E alla fine di quel processo, con le nuove direttive militari stabilite dopo l’11 settembre, può scattare una condanna a morte.
Senza appello. Non è previsto. Come è precisto che il processo si possa svolgere in alcune parti senza la presenza della difesa.
La base ha dovuto assumere uno psicologo a tempo pieno. In media un detenuto su tre ha tentato almeno una volta il suicidio.
Ora, io non sono un pacifista tout court, non sono uno che dice che le armi non servono a niente mai, ma sono uno che si incazza. Mi incazzo quando sento gli States criticare i diritti umani in Cina, a Cuba, in Iraq, in Iran. Mi incazzo quando sento la propaganda da quattro pugnette dei network americani – gente che fattura più del PIL del Congo – contro il trattamento subito dai soldati americani catturati in Iraq o dai Talebani.

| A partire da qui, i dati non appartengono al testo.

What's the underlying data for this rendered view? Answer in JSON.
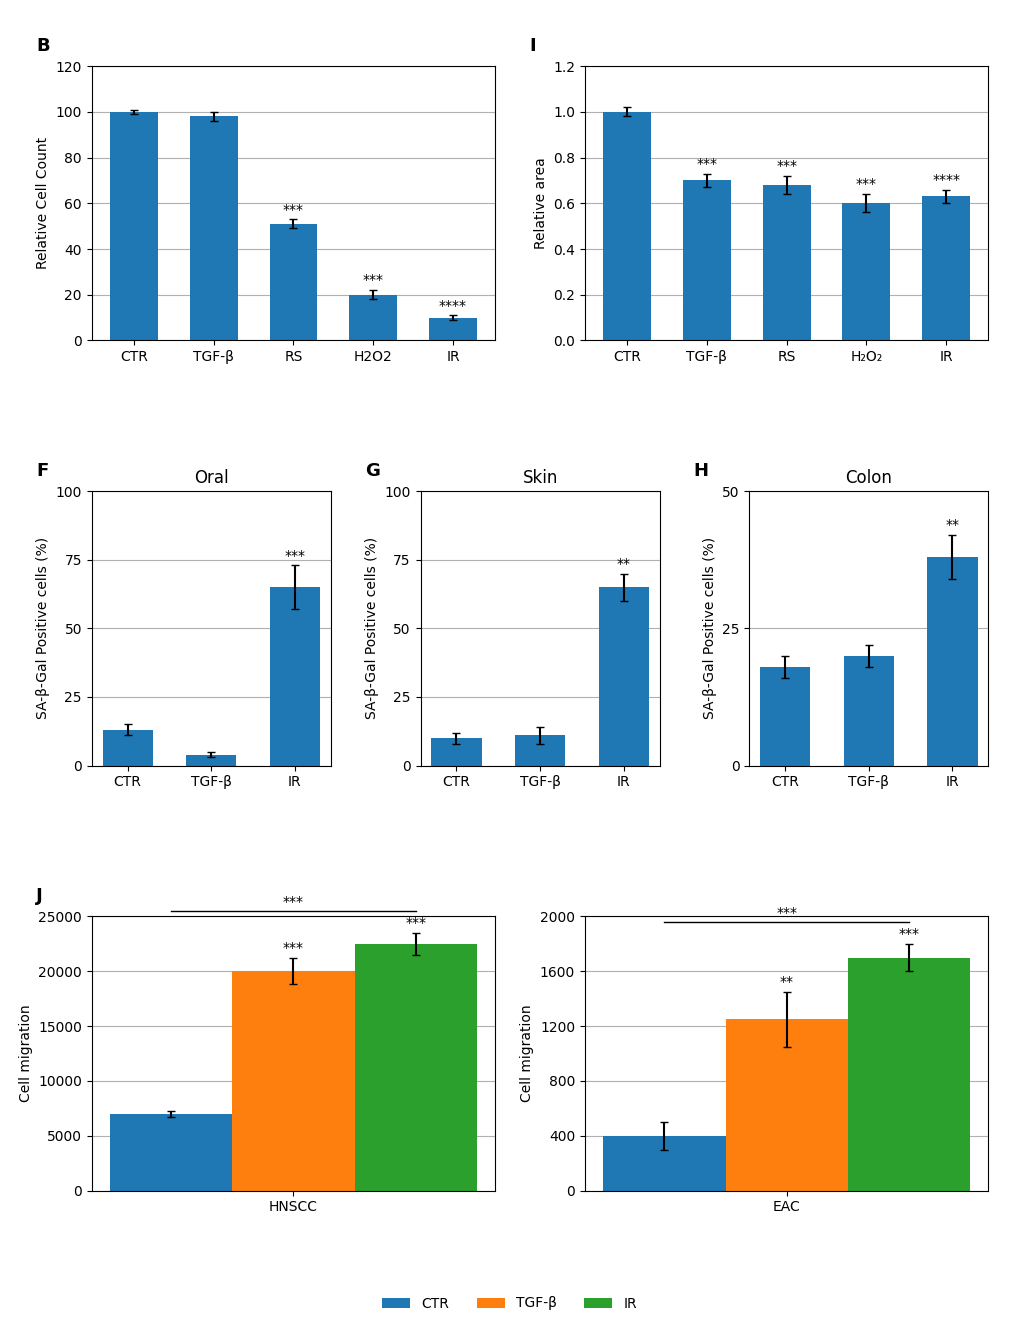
{
  "chart_data": [
    {
      "type": "bar",
      "categories": [
        "CTR",
        "TGF-β",
        "RS",
        "H2O2",
        "IR"
      ],
      "values": [
        100,
        98,
        51,
        20,
        10
      ],
      "errors": [
        1,
        2,
        2,
        2,
        1
      ],
      "ylabel": "Relative Cell Count",
      "ylim": [
        0,
        120
      ],
      "yticks": [
        0,
        20,
        40,
        60,
        80,
        100,
        120
      ],
      "grid": "y",
      "annotations": [
        {
          "text": "B"
        },
        {
          "text": "***",
          "category": "RS"
        },
        {
          "text": "***",
          "category": "H2O2"
        },
        {
          "text": "****",
          "category": "IR"
        }
      ]
    },
    {
      "type": "bar",
      "title": "Oral",
      "categories": [
        "CTR",
        "TGF-β",
        "IR"
      ],
      "values": [
        13,
        4,
        65
      ],
      "errors": [
        2,
        1,
        8
      ],
      "ylabel": "SA-β-Gal Positive cells (%)",
      "ylim": [
        0,
        100
      ],
      "yticks": [
        0,
        25,
        50,
        75,
        100
      ],
      "grid": "y",
      "annotations": [
        {
          "text": "F"
        },
        {
          "text": "***",
          "category": "IR"
        }
      ]
    },
    {
      "type": "bar",
      "title": "Skin",
      "categories": [
        "CTR",
        "TGF-β",
        "IR"
      ],
      "values": [
        10,
        11,
        65
      ],
      "errors": [
        2,
        3,
        5
      ],
      "ylabel": "SA-β-Gal Positive cells (%)",
      "ylim": [
        0,
        100
      ],
      "yticks": [
        0,
        25,
        50,
        75,
        100
      ],
      "grid": "y",
      "annotations": [
        {
          "text": "G"
        },
        {
          "text": "**",
          "category": "IR"
        }
      ]
    },
    {
      "type": "bar",
      "title": "Colon",
      "categories": [
        "CTR",
        "TGF-β",
        "IR"
      ],
      "values": [
        18,
        20,
        38
      ],
      "errors": [
        2,
        2,
        4
      ],
      "ylabel": "SA-β-Gal Positive cells (%)",
      "ylim": [
        0,
        50
      ],
      "yticks": [
        0,
        25,
        50
      ],
      "grid": "y",
      "annotations": [
        {
          "text": "H"
        },
        {
          "text": "**",
          "category": "IR"
        }
      ]
    },
    {
      "type": "bar",
      "categories": [
        "CTR",
        "TGF-β",
        "RS",
        "H₂O₂",
        "IR"
      ],
      "values": [
        1.0,
        0.7,
        0.68,
        0.6,
        0.63
      ],
      "errors": [
        0.02,
        0.03,
        0.04,
        0.04,
        0.03
      ],
      "ylabel": "Relative area",
      "ylim": [
        0,
        1.2
      ],
      "yticks": [
        {
          "value": 0,
          "label": "0.0"
        },
        0.2,
        0.4,
        0.6,
        0.8,
        1.0,
        1.2
      ],
      "grid": "y",
      "annotations": [
        {
          "text": "I"
        },
        {
          "text": "***",
          "category": "TGF-β"
        },
        {
          "text": "***",
          "category": "RS"
        },
        {
          "text": "***",
          "category": "H₂O₂"
        },
        {
          "text": "****",
          "category": "IR"
        }
      ]
    },
    {
      "type": "bar",
      "categories": [
        "HNSCC"
      ],
      "series": [
        {
          "name": "CTR",
          "values": [
            7000
          ],
          "errors": [
            300
          ]
        },
        {
          "name": "TGF-β",
          "values": [
            20000
          ],
          "errors": [
            1200
          ]
        },
        {
          "name": "IR",
          "values": [
            22500
          ],
          "errors": [
            1000
          ]
        }
      ],
      "ylabel": "Cell migration",
      "ylim": [
        0,
        25000
      ],
      "yticks": [
        0,
        5000,
        10000,
        15000,
        20000,
        25000
      ],
      "grid": "y",
      "legend": "lower center",
      "annotations": [
        {
          "text": "J"
        },
        {
          "text": "***",
          "category": "HNSCC",
          "series": "TGF-β"
        },
        {
          "text": "***",
          "category": "HNSCC",
          "series": "IR"
        },
        {
          "text": "***",
          "category": "HNSCC",
          "bracket": [
            "CTR",
            "IR"
          ]
        }
      ]
    },
    {
      "type": "bar",
      "categories": [
        "EAC"
      ],
      "series": [
        {
          "name": "CTR",
          "values": [
            400
          ],
          "errors": [
            100
          ]
        },
        {
          "name": "TGF-β",
          "values": [
            1250
          ],
          "errors": [
            200
          ]
        },
        {
          "name": "IR",
          "values": [
            1700
          ],
          "errors": [
            100
          ]
        }
      ],
      "ylabel": "Cell migration",
      "ylim": [
        0,
        2000
      ],
      "yticks": [
        0,
        400,
        800,
        1200,
        1600,
        2000
      ],
      "grid": "y",
      "legend": "lower center",
      "annotations": [
        {
          "text": "**",
          "category": "EAC",
          "series": "TGF-β"
        },
        {
          "text": "***",
          "category": "EAC",
          "series": "IR"
        },
        {
          "text": "***",
          "category": "EAC",
          "bracket": [
            "CTR",
            "IR"
          ]
        }
      ]
    }
  ]
}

Mi incazzo quando la più grande potenza del mondo si arroga il diritto di criticare ferocemente gli altri, di inventarsi guerre su rapporti falsi e foto aeree di paperopoli e si rifiuta di essere fiudicata, per una sorta di immunità che loro stessi si sono attribuiti.
Mi incazzo quando tutto questo dventa normale. Quando nessuno dice niente.
Quando si punta il dito contro l’arabo incivile e si fa ben di peggio.
Nei legali confini e quasi inviolati della più grande democrazia del mondo.
Probabilmente anche la più fottutamente ottusa e ipocrita.